At its heart lies the chaos wastage and destruction wrought at Eskom the state-owned power monopoly, once one of the most efficient producers of cheap electricity in the world. There are many reasons for its collapse but at its heart lie the ostensibly progressive policies of BEE and AA. These policies were cover for massive abuses.

Procurement policies that favoured cadres and cronies at the cost of a cheap and reliable coal supply. Employment policies that led to a bloated, overpaid and inefficient work force and a weak, corrupt and ideologically motivated management. BEE and AA are justified but not when the implemented in order to benefit a tiny politically connected elite at the expense of the country.

It has not been empowering, it has not been sustainable, it has been a catastrophe and the poor have paid the highest price, their hope for a better future smashed by the toxic self-interest of a political elite. When we consider policies like BEE and AA we need to dive below the surface to see the content and implementation.

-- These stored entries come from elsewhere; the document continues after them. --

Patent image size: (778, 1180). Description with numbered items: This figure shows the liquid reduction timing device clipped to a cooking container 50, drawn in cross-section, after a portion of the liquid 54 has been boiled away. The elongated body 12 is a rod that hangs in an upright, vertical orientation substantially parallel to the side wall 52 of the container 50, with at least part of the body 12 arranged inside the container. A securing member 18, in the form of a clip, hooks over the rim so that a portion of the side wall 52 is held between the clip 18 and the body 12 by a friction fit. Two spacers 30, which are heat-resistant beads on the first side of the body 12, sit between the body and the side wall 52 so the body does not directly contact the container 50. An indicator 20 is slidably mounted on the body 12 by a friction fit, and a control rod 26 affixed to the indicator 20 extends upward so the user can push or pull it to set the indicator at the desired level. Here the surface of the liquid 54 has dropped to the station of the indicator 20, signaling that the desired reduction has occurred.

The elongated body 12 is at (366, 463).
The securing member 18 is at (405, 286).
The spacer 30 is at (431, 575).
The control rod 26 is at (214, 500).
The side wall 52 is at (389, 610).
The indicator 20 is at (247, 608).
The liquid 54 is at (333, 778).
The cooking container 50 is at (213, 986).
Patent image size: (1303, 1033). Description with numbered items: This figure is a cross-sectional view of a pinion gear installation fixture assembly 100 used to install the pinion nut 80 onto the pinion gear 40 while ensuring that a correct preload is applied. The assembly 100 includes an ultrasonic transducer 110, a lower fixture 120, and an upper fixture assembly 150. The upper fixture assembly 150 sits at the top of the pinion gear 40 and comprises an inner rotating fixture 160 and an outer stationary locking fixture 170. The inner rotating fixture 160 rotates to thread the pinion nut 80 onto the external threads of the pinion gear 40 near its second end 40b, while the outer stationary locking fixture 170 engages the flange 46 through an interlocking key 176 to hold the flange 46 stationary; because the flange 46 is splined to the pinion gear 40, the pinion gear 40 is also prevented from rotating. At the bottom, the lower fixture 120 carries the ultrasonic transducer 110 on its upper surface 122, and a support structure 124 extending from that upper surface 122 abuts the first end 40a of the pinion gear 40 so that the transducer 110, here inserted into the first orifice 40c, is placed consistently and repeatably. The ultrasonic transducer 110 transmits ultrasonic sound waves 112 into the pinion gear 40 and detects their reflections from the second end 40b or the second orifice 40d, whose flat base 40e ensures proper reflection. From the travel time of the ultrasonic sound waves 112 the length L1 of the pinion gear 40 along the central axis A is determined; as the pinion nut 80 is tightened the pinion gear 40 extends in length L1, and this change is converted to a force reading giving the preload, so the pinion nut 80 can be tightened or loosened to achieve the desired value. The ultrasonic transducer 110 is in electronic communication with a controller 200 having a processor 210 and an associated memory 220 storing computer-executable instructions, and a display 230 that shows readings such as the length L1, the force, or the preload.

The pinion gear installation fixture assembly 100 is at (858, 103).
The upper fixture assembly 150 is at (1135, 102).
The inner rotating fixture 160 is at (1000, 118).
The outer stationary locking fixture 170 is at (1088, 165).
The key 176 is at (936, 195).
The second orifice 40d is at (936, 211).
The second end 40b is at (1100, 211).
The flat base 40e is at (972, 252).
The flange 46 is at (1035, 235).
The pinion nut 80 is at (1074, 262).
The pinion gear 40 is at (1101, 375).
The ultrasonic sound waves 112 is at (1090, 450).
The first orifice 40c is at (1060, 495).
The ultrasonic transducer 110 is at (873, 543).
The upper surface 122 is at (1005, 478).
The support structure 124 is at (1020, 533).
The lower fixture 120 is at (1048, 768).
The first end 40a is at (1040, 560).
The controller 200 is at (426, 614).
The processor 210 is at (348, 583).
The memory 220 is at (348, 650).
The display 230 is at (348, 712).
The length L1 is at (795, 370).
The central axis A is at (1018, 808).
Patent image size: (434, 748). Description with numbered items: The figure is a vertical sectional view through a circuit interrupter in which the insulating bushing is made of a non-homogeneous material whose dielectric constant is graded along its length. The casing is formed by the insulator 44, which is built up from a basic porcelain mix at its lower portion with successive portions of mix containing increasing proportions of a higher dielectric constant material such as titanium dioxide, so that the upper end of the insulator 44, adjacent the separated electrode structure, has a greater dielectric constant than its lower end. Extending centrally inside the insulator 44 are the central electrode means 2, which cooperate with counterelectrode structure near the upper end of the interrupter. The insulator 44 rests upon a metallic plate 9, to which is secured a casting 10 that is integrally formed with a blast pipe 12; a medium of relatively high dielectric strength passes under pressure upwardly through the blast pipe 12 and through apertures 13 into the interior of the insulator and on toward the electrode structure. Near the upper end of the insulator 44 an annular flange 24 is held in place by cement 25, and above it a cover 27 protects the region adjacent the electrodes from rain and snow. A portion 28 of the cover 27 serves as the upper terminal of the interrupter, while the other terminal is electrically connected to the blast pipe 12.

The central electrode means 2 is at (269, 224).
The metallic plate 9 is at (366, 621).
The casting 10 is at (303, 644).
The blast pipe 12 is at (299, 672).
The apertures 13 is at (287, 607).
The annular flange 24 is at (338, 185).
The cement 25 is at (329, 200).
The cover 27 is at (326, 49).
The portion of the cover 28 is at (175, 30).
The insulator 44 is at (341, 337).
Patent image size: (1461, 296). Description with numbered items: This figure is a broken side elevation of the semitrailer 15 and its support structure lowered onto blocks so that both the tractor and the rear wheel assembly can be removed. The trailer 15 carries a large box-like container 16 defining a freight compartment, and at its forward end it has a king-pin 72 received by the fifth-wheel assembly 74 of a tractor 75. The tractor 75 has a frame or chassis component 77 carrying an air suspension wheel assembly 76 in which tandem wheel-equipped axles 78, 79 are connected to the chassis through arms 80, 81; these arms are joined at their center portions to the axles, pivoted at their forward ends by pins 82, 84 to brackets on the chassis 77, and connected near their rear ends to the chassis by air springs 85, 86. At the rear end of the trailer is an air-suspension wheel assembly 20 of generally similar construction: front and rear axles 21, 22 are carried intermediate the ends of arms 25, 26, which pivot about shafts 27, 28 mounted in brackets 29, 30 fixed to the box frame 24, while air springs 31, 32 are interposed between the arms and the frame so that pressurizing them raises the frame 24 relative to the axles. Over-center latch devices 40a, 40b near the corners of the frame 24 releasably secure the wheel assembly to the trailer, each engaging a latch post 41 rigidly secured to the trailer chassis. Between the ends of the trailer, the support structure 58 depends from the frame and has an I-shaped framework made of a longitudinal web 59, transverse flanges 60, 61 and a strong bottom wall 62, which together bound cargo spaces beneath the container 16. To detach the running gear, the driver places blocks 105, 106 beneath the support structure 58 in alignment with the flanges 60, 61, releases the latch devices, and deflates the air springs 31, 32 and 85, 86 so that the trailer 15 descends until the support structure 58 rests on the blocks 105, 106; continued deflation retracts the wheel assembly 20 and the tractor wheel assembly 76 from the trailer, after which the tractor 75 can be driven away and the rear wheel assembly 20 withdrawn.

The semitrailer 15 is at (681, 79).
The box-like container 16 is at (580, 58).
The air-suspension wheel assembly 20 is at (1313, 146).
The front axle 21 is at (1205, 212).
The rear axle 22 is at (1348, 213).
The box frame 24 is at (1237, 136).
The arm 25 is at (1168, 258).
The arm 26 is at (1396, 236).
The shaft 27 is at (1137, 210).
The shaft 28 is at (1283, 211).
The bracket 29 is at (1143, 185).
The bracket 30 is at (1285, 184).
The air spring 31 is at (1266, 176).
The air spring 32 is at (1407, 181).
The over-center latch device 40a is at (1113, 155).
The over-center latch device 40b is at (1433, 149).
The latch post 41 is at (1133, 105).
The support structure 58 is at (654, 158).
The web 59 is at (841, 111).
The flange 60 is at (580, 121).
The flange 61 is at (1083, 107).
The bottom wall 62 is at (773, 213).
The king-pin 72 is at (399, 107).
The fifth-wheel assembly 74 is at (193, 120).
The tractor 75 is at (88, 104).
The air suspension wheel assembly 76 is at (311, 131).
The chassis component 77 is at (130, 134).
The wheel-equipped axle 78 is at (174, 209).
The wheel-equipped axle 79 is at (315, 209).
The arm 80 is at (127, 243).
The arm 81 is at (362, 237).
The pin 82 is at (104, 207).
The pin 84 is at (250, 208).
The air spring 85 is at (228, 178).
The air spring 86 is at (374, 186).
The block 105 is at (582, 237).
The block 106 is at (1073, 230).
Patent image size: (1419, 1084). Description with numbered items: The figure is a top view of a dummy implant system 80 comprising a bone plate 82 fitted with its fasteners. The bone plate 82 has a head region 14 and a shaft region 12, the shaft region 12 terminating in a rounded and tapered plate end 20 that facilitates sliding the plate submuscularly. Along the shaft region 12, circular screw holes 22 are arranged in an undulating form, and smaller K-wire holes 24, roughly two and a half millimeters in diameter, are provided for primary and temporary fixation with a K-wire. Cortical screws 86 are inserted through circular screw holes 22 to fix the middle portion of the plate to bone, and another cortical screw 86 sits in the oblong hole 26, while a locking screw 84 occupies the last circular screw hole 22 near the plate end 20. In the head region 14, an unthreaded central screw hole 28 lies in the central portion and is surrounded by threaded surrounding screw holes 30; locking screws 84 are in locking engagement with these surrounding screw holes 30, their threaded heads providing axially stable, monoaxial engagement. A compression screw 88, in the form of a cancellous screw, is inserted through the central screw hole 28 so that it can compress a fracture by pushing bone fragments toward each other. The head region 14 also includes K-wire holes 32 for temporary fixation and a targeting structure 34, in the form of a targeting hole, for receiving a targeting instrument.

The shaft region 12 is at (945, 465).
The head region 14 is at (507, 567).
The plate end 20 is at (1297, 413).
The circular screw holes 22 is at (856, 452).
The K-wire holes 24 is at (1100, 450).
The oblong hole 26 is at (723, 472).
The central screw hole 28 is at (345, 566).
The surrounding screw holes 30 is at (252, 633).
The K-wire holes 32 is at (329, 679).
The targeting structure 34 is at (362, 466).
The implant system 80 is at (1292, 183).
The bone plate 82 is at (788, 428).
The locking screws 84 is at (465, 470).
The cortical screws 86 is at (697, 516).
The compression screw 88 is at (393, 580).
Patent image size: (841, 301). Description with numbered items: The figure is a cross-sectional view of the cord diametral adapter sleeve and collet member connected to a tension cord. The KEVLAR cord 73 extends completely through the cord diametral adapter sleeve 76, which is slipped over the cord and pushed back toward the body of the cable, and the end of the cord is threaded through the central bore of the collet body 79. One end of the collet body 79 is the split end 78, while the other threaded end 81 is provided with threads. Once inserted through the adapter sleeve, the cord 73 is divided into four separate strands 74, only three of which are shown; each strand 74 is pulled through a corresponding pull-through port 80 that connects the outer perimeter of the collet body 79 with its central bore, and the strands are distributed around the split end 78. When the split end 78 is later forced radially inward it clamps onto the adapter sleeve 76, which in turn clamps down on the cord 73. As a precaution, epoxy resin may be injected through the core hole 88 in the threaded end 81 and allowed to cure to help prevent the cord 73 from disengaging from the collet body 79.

It’s not a question of are they good or bad, it’s a question of how they are implemented. That question has escaped close scrutiny.

We need to ask, what is the content of those policies, how are they implemented?

We need to give them content and meaning to ask what has been achieved, at what cost and what can be done to improve implementation to the greatest advantage of our country and its people. We need to be ruthless in our critique of these holy cows, our future depends on it.